Das ehemalige Schuhhaus Kindle in der Lahrer Marktstraße Foto: Bender

Lahrs OB reagiert auf den LZ-Bericht zum anstehenden Verkauf des ehemaligen Schuhhauses Kindle: Er habe mit mehreren Investoren gesprochen – und will sich einen Erwerb durch die Stadt offen halten.

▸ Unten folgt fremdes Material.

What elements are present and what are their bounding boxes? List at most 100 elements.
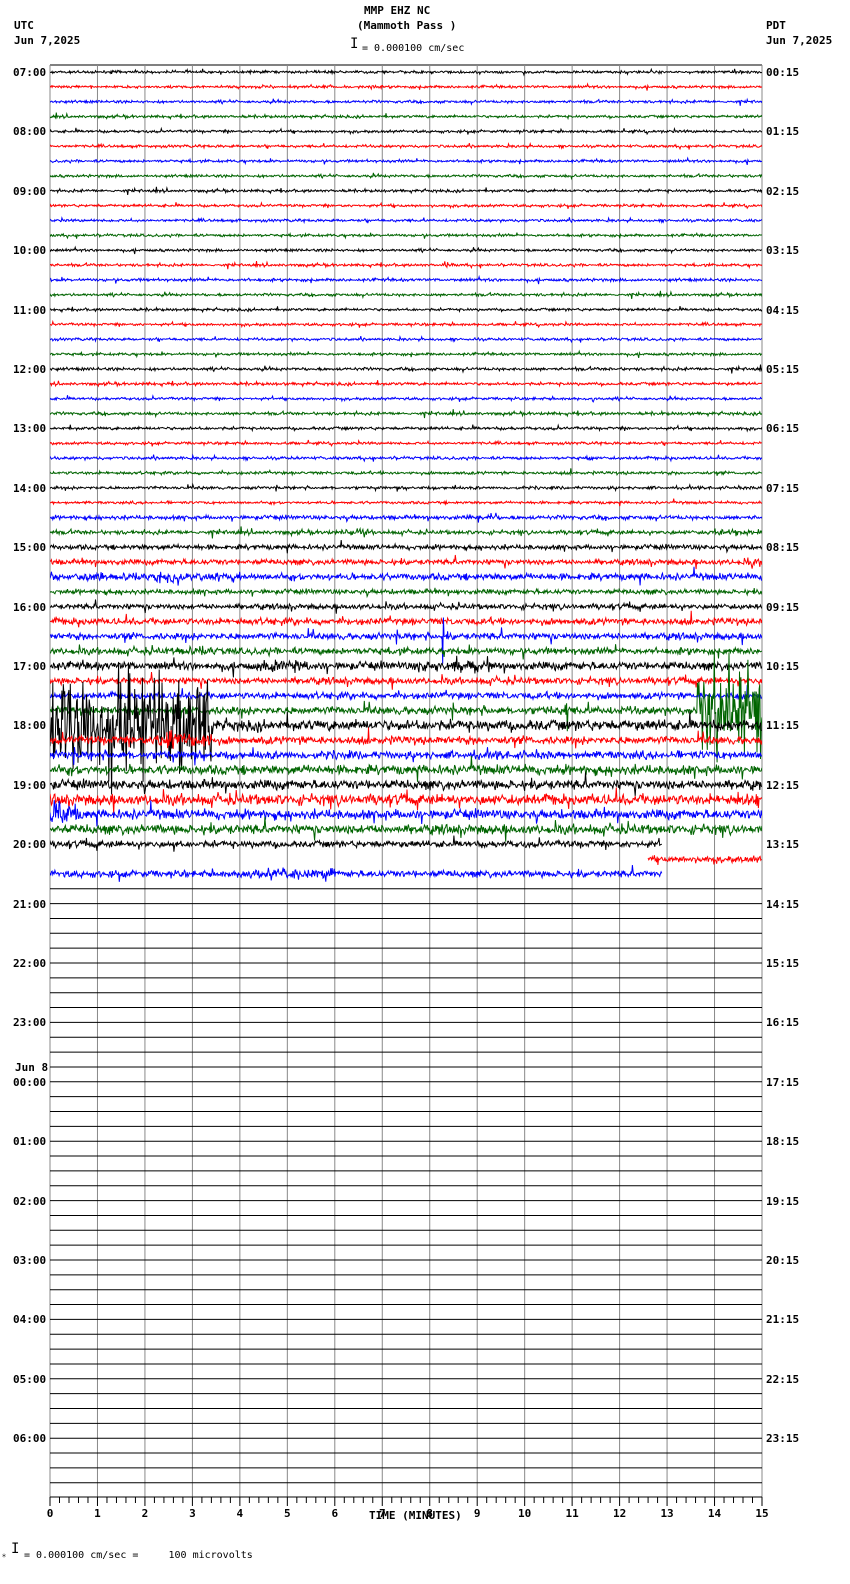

„Die Stadt ist entschlossen, die Entwicklung des Immobilienmarkts in der Lahrer Innenstadt positiv mitzugestalten. Beim ehemaligen Schuhhaus Kindle ist das klare Ziel, diese Schlüsselimmobilie einer Nutzung zuzuführen, die ihrem herausgehobenen Standort angemessen ist“, wird Oberbürgermeister Markus Ibert am Freitag in einer Pressemitteilung.

 

OB will mitgeredet haben

Auf diese Weise reagierte die Stadt auf einen LZ-Bericht vom selben Tag. Darin hatte der Eigentümer der Immobilie, Torsten Kindle, berichtet, dass es zwei Interessenten gebe, die ernsthaft gewillt seien, das Haus in der Marktstraße 33 zu kaufen. Hatte Ibert gegenüber der LZ zunächst erklärt, davon nichts zu wissen, teilt er nun mit, er habe „persönlich in den vergangenen Monaten (...) im Hintergrund zahlreiche Gespräche mit möglichen privaten Investorinnen und Investoren geführt“. Gemeinsam mit Makler Leonardo Neusch-Frediani sei es „gelungen, Kontakte zwischen Interessenten und Eigentümer zu vermitteln“.

Dank an den Eigentümer

Der Lahrer Rathauschef hatte bei der letzten Gemeinderatssitzung vor Weihnachten überraschend angekündigt, das frühere Geschäftsgebäude, das einst Seidel hieß, kaufen zu wollen. Ibert damals: „Bevor das ehemalige Schuhhaus Seidel anderweitig veräußert wird, sollte die Stadt es kaufen.“ Nunmehr heißt es vom Lahrer OB: „Der Kauf der Immobilie durch die Stadt war von Anfang an nur eine von mehreren Optionen. Mein besonderer Dank gilt Torsten Kindle für seine Zusage, einen Verkauf an jemanden zu tätigen, der die positive Entwicklung unserer Innenstadt fördern möchte.“ Wer die beiden Interessenten sind, hat der Hauseigentümer bislang öffentlich nicht mitgeteilt.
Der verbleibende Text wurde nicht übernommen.